—Sì, son io. C'è capitolo, a quanto pare.
—C'è capitolo;—rispose il padre Atanasio con aria evidentemente impacciata, e senza dischiudere intieramente l'uscio.
—Bene;—ripigliò il padre Prospero;—eccomi dunque a prendere la mia parte.
—Scusate;—replicò quell'altro;—si tratta di gravi faccende; e voi… siete ancora novizio.—
Il padre Prospero fu colpito da quella osservazione, altrettanto giudiziosa quanto inaspettata.
—È vero, perbacco!—diss'egli.—Sono ancora novizio e non ho voce in capitolo. Vuol dire che non ci sarà neanche il mio nepote?
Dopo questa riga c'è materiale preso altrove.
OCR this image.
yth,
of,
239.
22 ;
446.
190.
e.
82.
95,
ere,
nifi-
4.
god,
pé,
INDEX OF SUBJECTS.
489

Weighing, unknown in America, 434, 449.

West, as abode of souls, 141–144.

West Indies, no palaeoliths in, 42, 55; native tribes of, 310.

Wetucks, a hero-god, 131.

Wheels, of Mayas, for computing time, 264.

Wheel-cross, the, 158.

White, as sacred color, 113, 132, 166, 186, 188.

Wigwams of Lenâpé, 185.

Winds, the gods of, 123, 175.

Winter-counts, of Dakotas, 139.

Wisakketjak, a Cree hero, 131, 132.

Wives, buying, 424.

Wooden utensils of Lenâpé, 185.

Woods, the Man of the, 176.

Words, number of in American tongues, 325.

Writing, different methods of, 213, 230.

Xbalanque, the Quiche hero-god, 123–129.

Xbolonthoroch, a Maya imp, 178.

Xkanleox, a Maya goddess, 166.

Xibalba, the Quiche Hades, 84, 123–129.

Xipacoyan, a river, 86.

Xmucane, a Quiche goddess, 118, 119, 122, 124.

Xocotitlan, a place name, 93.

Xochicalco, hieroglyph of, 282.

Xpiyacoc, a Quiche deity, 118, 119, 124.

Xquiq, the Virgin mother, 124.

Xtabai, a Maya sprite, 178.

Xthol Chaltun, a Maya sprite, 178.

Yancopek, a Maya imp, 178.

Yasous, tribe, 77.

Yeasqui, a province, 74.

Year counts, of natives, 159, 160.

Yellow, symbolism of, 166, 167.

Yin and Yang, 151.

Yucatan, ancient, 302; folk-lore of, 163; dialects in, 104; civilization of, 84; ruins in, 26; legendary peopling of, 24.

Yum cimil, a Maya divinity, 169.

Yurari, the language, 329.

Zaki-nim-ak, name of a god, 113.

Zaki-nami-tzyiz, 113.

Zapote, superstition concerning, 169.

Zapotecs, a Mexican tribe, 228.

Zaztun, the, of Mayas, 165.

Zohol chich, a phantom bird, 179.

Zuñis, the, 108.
—S'intende; andate dunque, ed abbiate pazienza;—rispose il padre
Atanasio.—Tra una mezz'ora abbiamo finito.—
E con queste parole il padre Atanasio si accomiatò, richiudendo l'uscio sul naso al padre Prospero; padre di nome, ma novizio di fatto, ad onta delle sue cinquantotto primavere.
—Non è in capitolo;—mormorò il padre Prospero, allontanandosi.—Dove diavolo sarà?—
Così dicendo, proseguì fino in fondo al corridoio, dove era l'ingresso laterale alla chiesa.